Wednesday, October 14, 2009

Chris Hedges: The Victims of Pornography

The Victims of Pornography
By Chris Hedges
Truthdig

This excerpt is taken from Chris Hedges’ newest book, Empire of Illusion: The End of Literacy and the Triumph of Spectacle.



The Pink Cross booth has a table of anti-porn tracts and is set up in the far corner of the Sands Expo convention centre in Las Vegas. It is an unlikely participant at the annual Adult Video News (AVN) expo. Pink Cross is a Christian outreach program for women in the porn industry, run by ex-porn star Shelley Lubben.

In a convention exalting the pornography industry, Lubben’s table is not overrun with visitors, most of whom are male and middle-aged with cameras around their necks. The few men who make it to the far corner of the convention centre look curiously at its pink banner and walk past. The expo is filled with more alluring fare. There are numerous booths for porn producers and distributors, many with women in tiny skirts and bras who, often clinging to stripper poles, gyrate and bend over and spread their legs for groups of men. They simulate masturbation and flash their breasts for crowds of onlookers. Huge banners hang from the ceiling promoting new releases such as Slutty and Sluttier 6.

A local escort service, VegasGirls, has a booth about 100 feet from Pink Cross. There is a homemade wooden wheel with a flipper that looks like a middle-school shop project on its table. Those who spin the wheel can get various discounts or even a free visit by a “stripper” to their hotel room. Small, glossy cards are fanned out on the table, showing women in evocative poses and not much clothing, all with a first name, the agency’s phone number and the phrase “actual photo” emblazoned on the side of the card.

“You want to take a picture of my boobs, then you have to take my card,” a woman in front of the booth tells a camera-wielding, middle-aged man.

“If I call this number, is it you who will come?” he asks.

“Here, baby,” she says, giving him the card. “I will come.”

Many of the booths at the Sands Expo feature well-known porn stars. There are long lines of men waiting for a signed photo and the chance to have a picture with stars from the Wicked Pictures studio, including Kaylani Lei, Kirsten Price and Jessica Drake. The men usually wrap their arms around the women for the photo, always taken by a friend or someone in line. As they hug the women’s waists, the women sometimes playfully grab the man’s crotch or lick their lips. Huge plasma screens placed in the booths run nonstop porn, often featuring the stars having anal sex with multiple partners or giving blow jobs. The sheer volume of porn blasted throughout the convention floor by the sea of giant screens becomes, very quickly, numbing.

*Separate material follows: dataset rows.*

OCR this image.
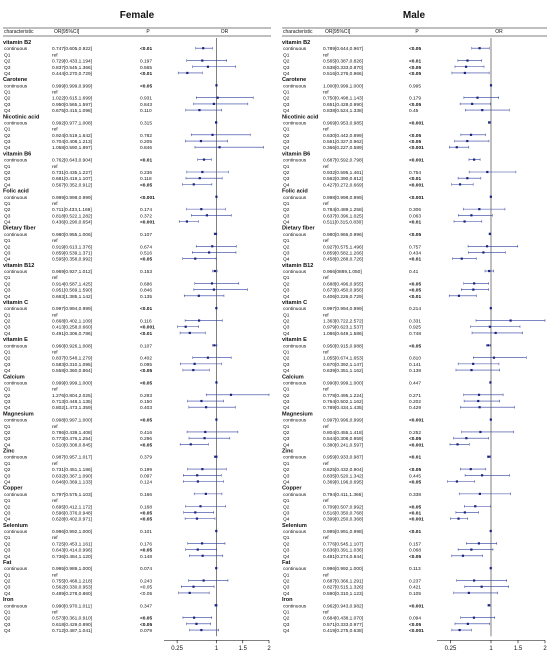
Female
characteristic	OR[95%CI]	P	OR
vitamin B2
continuous	0.747[0.605,0.922]	<0.01
Q1	ref
Q2	0.729[0.433,1.194]	0.197
Q3	0.837[0.545,1.366]	0.565
Q4	0.444[0.270,0.729]	<0.01
Carotene
continuous	0.999[0.999,0.999]	<0.05
Q1	ref
Q2	1.022[0.615,1.699]	0.931
Q3	0.950[0.565,1.597]	0.843
Q4	0.675[0.415,1.098]	0.110
Nicotinic acid
continuous	0.992[0.977,1.008]	0.315
Q1	ref
Q2	0.924[0.519,1.642]	0.782
Q3	0.704[0.408,1.213]	0.205
Q4	1.058[0.590,1.897]	0.846
vitamin B6
continuous	0.762[0.643,0.904]	<0.01
Q1	ref
Q2	0.731[0.435,1.227]	0.236
Q3	0.681[0.419,1.107]	0.118
Q4	0.567[0.352,0.912]	<0.05
Folic acid
continuous	0.999[0.998,0.999]	<0.001
Q1	ref
Q2	0.711[0.433,1.169]	0.174
Q3	0.818[0.522,1.282]	0.372
Q4	0.436[0.290,0.654]	<0.001
Dietary fiber
continuous	0.980[0.955,1.006]	0.107
Q1	ref
Q2	0.919[0.613,1.376]	0.674
Q3	0.859[0.539,1.371]	0.516
Q4	0.595[0.358,0.992]	<0.05
vitamin B12
continuous	0.969[0.927,1.012]	0.153
Q1	ref
Q2	0.914[0.587,1.425]	0.686
Q3	0.951[0.569,1.590]	0.846
Q4	0.663[1.385,1.142]	0.135
vitamin C
continuous	0.997[0.994,0.999]	<0.01
Q1	ref
Q2	0.668[0.402,1.109]	0.116
Q3	0.413[0.258,0.660]	<0.001
Q4	0.491[0.306,0.786]	<0.01
vitamin E
continuous	0.960[0.926,1.008]	0.107
Q1	ref
Q2	0.837[0.548,1.279]	0.402
Q3	0.583[0.310,1.095]	0.095
Q4	0.558[0.360,0.864]	<0.05
Calcium
continuous	0.999[0.999,1.000]	<0.05
Q1	ref
Q2	1.276[0.804,2.025]	0.293
Q3	0.713[0.448,1.135]	0.150
Q4	0.802[1.473,1.359]	0.403
Magnesium
continuous	0.998[0.997,1.000]	<0.05
Q1	ref
Q2	0.786[0.439,1.408]	0.416
Q3	0.773[0.476,1.254]	0.296
Q4	0.510[0.308,0.845]	<0.05
Zinc
continuous	0.987[0.957,1.017]	0.379
Q1	ref
Q2	0.731[0.451,1.186]	0.199
Q3	0.632[0.367,1.090]	0.097
Q4	0.646[0.369,1.133]	0.124
Copper
continuous	0.797[0.575,1.103]	0.166
Q1	ref
Q2	0.695[0.412,1.172]	0.168
Q3	0.596[0.376,0.948]	<0.05
Q4	0.628[0.402,0.971]	<0.05
Selenium
continuous	0.996[0.992,1.000]	0.101
Q1	ref
Q2	0.725[0.453,1.161]	0.176
Q3	0.643[0.414,0.996]	<0.05
Q4	0.736[0.484,1.120]	0.148
Fat
continuous	0.995[0.989,1.000]	0.074
Q1	ref
Q2	0.755[0.468,1.218]	0.243
Q3	0.562[0.330,0.953]	<0.05
Q4	0.489[0.278,0.860]	<0.05
Iron
continuous	0.990[0.970,1.011]	0.347
Q1	ref
Q2	0.573[0.361,0.910]	<0.05
Q3	0.618[0.429,0.890]	<0.05
Q4	0.712[0.487,1.041]	0.079
0.25	1	1.5	2
Male
characteristic	OR[95%CI]	P	OR
vitamin B2
continuous	0.789[0.644,0.967]	<0.05
Q1	ref
Q2	0.565[0.387,0.826]	<0.01
Q3	0.538[0.333,0.870]	<0.05
Q4	0.516[0.276,0.966]	<0.05
Carotene
continuous	1.000[0.999,1.000]	0.995
Q1	ref
Q2	0.750[0.498,1.143]	0.179
Q3	0.651[0.428,0.990]	<0.05
Q4	0.838[0.524,1.338]	0.45
Nicotinic acid
continuous	0.969[0.953,0.985]	<0.001
Q1	ref
Q2	0.630[0.442,0.899]	<0.05
Q3	0.561[0.327,0.962]	<0.05
Q4	0.366[0.227,0.589]	<0.001
vitamin B6
continuous	0.687[0.592,0.798]	<0.001
Q1	ref
Q2	0.932[0.595,1.461]	0.754
Q3	0.562[0.390,0.812]	<0.01
Q4	0.427[0.272,0.669]	<0.001
Folic acid
continuous	0.998[0.998,0.999]	<0.001
Q1	ref
Q2	0.784[0.489,1.258]	0.306
Q3	0.637[0.396,1.025]	0.063
Q4	0.511[0.315,0.830]	<0.01
Dietary fiber
continuous	0.980[0.966,0.996]	<0.05
Q1	ref
Q2	0.927[0.575,1.496]	0.757
Q3	0.859[0.582,1.266]	0.434
Q4	0.458[0.288,0.726]	<0.01
vitamin B12
continuous	0.966[0889,1.050]	0.41
Q1	ref
Q2	0.688[0.496,0.955]	<0.05
Q3	0.673[0.450,0.956]	<0.05
Q4	0.406[0.226,0.729]	<0.01
vitamin C
continuous	0.997[0.994,0.999]	0.214
Q1	ref
Q2	1.363[0.722,2.572]	0.331
Q3	0.979[0.623,1.537]	0.925
Q4	1.086[0.649,1.586]	0.748
vitamin E
continuous	0.950[0.915,0.988]	<0.05
Q1	ref
Q2	1.055[0.674,1.653]	0.810
Q3	0.670[0.392,1.147]	0.141
Q4	0.639[0.351,1.162]	0.138
Calcium
continuous	0.990[0.999,1.000]	0.447
Q1	ref
Q2	0.778[0.495,1.224]	0.271
Q3	0.764[0.502,1.162]	0.202
Q4	0.789[0.434,1.435]	0.429
Magnesium
continuous	0.997[0.996,0.999]	<0.001
Q1	ref
Q2	0.804[0.455,1.418]	0.252
Q3	0.544[0.308,0.959]	<0.05
Q4	0.380[0.241,0.597]	<0.001
Zinc
continuous	0.959[0.933,0.987]	<0.01
Q1	ref
Q2	0.625[0.432,0.904]	<0.05
Q3	0.835[0.520,1.342]	0.445
Q4	0.369[0.196,0.695]	<0.05
Copper
continuous	0.794[0.411,1.366]	0.338
Q1	ref
Q2	0.709[0.507,0.992]	<0.05
Q3	0.516[0.350,0.768]	<0.01
Q4	0.399[0.250,0.368]	<0.001
Selenium
continuous	0.995[0.991,0.998]	<0.01
Q1	ref
Q2	0.776[0.545,1.107]	0.157
Q3	0.636[0.391,1.036]	0.068
Q4	0.481[0.274,0.844]	<0.05
Fat
continuous	0.996[0.992,1.000]	0.113
Q1	ref
Q2	0.687[0.366,1.291]	0.237
Q3	0.827[0.515,1.326]	0.421
Q4	0.590[0.310,1.123]	0.105
Iron
continuous	0.962[0.943,0.982]	<0.001
Q1	ref
Q2	0.684[0.438,1.070]	0.094
Q3	0.571[0.333,0.977]	<0.05
Q4	0.419[0.275,0.638]	<0.001
0.25	1	1.5	2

The porn films are not about sex. Sex is airbrushed and digitally washed out of the films. There is no acting because none of the women are permitted to have what amounts to a personality.

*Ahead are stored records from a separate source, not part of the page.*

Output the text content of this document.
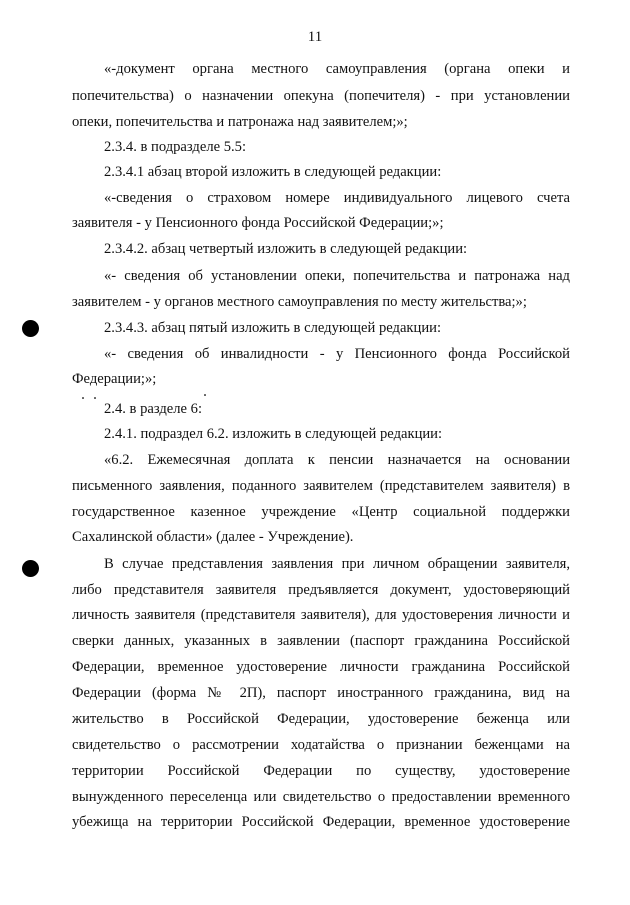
11
«-документ органа местного самоуправления (органа опеки и
попечительства) о назначении опекуна (попечителя) - при установлении
опеки, попечительства и патронажа над заявителем;»;
2.3.4. в подразделе 5.5:
2.3.4.1 абзац второй изложить в следующей редакции:
«-сведения о страховом номере индивидуального лицевого счета
заявителя - у Пенсионного фонда Российской Федерации;»;
2.3.4.2. абзац четвертый изложить в следующей редакции:
«- сведения об установлении опеки, попечительства и патронажа над
заявителем - у органов местного самоуправления по месту жительства;»;
2.3.4.3. абзац пятый изложить в следующей редакции:
«- сведения об инвалидности - у Пенсионного фонда Российской
Федерации;»;
2.4. в разделе 6:
2.4.1. подраздел 6.2. изложить в следующей редакции:
«6.2. Ежемесячная доплата к пенсии назначается на основании
письменного заявления, поданного заявителем (представителем заявителя) в
государственное казенное учреждение «Центр социальной поддержки
Сахалинской области» (далее - Учреждение).
В случае представления заявления при личном обращении заявителя,
либо представителя заявителя предъявляется документ, удостоверяющий
личность заявителя (представителя заявителя), для удостоверения личности и
сверки данных, указанных в заявлении (паспорт гражданина Российской
Федерации, временное удостоверение личности гражданина Российской
Федерации (форма № 2П), паспорт иностранного гражданина, вид на
жительство в Российской Федерации, удостоверение беженца или
свидетельство о рассмотрении ходатайства о признании беженцами на
территории Российской Федерации по существу, удостоверение
вынужденного переселенца или свидетельство о предоставлении временного
убежища на территории Российской Федерации, временное удостоверение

The one emotion they are allowed to display is an unquenchable desire to satisfy men, especially if that desire involves the women’s physical and emotional degradation. The lighting in the films is harsh and clinical. Pubic hair is shaved off to give the women the look of young girls or rubber dolls. Porn, which advertises itself as sex, is a bizarre, bleached pantomime of sex. The acts onscreen are beyond human endurance. The scenarios are absurd. The manicured and groomed bodies, the huge artificial breasts, the pouting, oversized lips, the erections that never go down, and the sculpted bodies are unreal. Makeup and production mask blemishes. There are no beads of sweat, no wrinkle lines, no human imperfections. Sex is reduced to a narrow spectrum of sterilized dimensions. It does not include the dank smell of human bodies, the thump of a pulse, taste, breath—or tenderness. Those in the films are puppets, packaged female commodities. They have no honest emotions, are devoid of authentic human beauty and resemble plastic. Pornography does not promote sex, if one defines sex as a shared act between two partners. It promotes masturbation. It promotes the solitary auto-arousal that precludes intimacy and love. Pornography is about getting yourself off at someone else’s expense.